Crime analysts can use Points to Track Segments to sequence events based on time, and Generate Origin-Destination Links to connect records in multiple layers that share a common attribute value.
The Points to Track Segments and Generate Origin-Destination Links tools support common investigative workflows such as visualizing summary financial transaction data to identify patterns of money laundering and fraud, temporal sequencing of GPS tracks or incident data, and visualizing spatial relationships such as between locations of motor vehicle thefts with where those vehicles are recovered.
The Crime Analysis solution provides tools to map and analyze spatial and temporal patterns in mobile device call detail records.
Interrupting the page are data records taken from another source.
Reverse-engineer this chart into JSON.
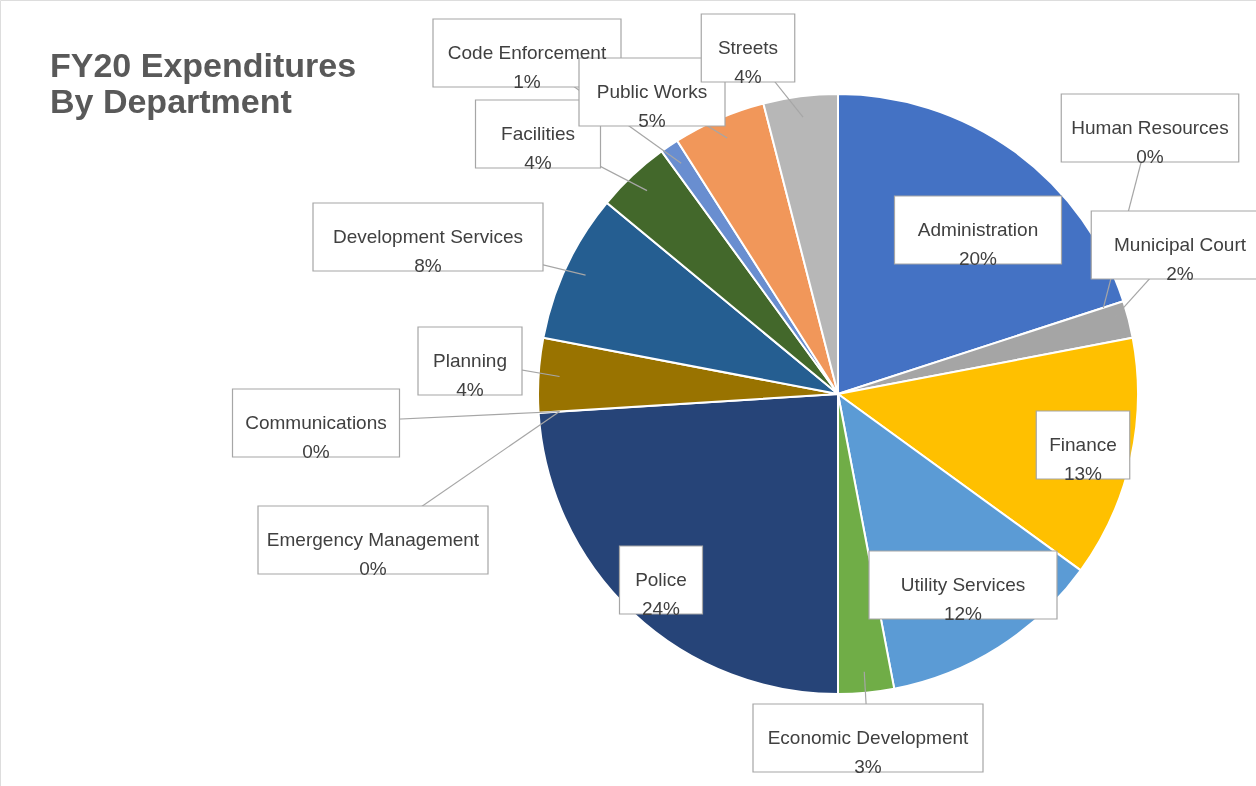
{
  "chart_data": {
    "type": "pie",
    "title": [
      "FY20 Expenditures",
      "By Department"
    ],
    "categories": [
      "Administration",
      "Human Resources",
      "Municipal Court",
      "Finance",
      "Utility Services",
      "Economic Development",
      "Police",
      "Emergency Management",
      "Communications",
      "Planning",
      "Development Services",
      "Facilities",
      "Code Enforcement",
      "Public Works",
      "Streets"
    ],
    "values": [
      20,
      0,
      2,
      13,
      12,
      3,
      24,
      0,
      0,
      4,
      8,
      4,
      1,
      5,
      4
    ],
    "value_labels": [
      "20%",
      "0%",
      "2%",
      "13%",
      "12%",
      "3%",
      "24%",
      "0%",
      "0%",
      "4%",
      "8%",
      "4%",
      "1%",
      "5%",
      "4%"
    ],
    "colors": [
      "#4472c4",
      "#ed7d31",
      "#a5a5a5",
      "#ffc000",
      "#5b9bd5",
      "#70ad47",
      "#264478",
      "#9e480e",
      "#636363",
      "#997300",
      "#255e91",
      "#43682b",
      "#698ed0",
      "#f1975a",
      "#b7b7b7"
    ]
  }
}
Additionally, Crime Analysis includes a rich set of tools to support the geographic visualization and analysis of cell phone records. The solution includes tools to help analysts map cell sites and sectors, associate legally obtained call detail records to those locations, summarize calls by location, visualize suspect calls by time and space, explore spatio-temporal relationships between call records of investigative targets, and prepare maps for presentation in court.
Share Maps and Reports
To share their work with stakeholders and decision makers, crime analysts prepare information products summarizing their results. Analysts get requests to deliver these products in both hardcopy and interactive forms. To support the needs of their customers, analysts need flexible options to deliver the results of their analysis in a wide array of forms.
The Crime Analysis solution allows users to create rich hardcopy map products.
Crime Analysis allow users to make standard hardcopy map layouts as well as tabular reports suitable for printing or sharing as a PDF.
Use Calendar Heat Charts and Link Charts to discover non-spatial patterns in your data.
The solution also includes a rich library of interactive charts, including a Calendar Heat Chart to visualize temporal concentrations by hour of day and day of week. Additionally, Crime Analysis allows users to build their own Link Charts with tools for link analysis. Users can define entities (persons, places, events) in your layers and non-spatial tables, then define relationships to connect the layers and tables together. Link Charts can be visualized clustered, hierarchically, or organically, and users can make selections in the link chart that are connected to the underlying layers. Entities and relationships in a link chart that involve spatial data can also be visualized on a map. Link analysis methods like path analysis, centrality analysis, clustering analysis, and neighborhood analysis are also available, and any link chart can be exported as a PNG, GraphML, or XPS file.
Publish your analytical maps to ArcGIS Online or ArcGIS Enterprise to create interactive web mapping applications.
For fully interactive information products, Crime Analysis can be used to publish layers and maps into an ArcGIS Enterprise or ArcGIS Online organizational portal to make dashboards, story maps, or other interactive web mapping applications.
The Crime Analysis solution delivers a set of capabilities to help you manage incident data, conduct tactical and strategic analysis, perform investigative analysis and share web-based or hardcopy information products with decision-makers.
This solution can be deployed into your ArcGIS Online organization using the ArcGIS Solutions app . The solution is fully supported by Esri and includes documentation on how to use the apps in the solution as well as load your data and configure the solution to meet your organizational needs.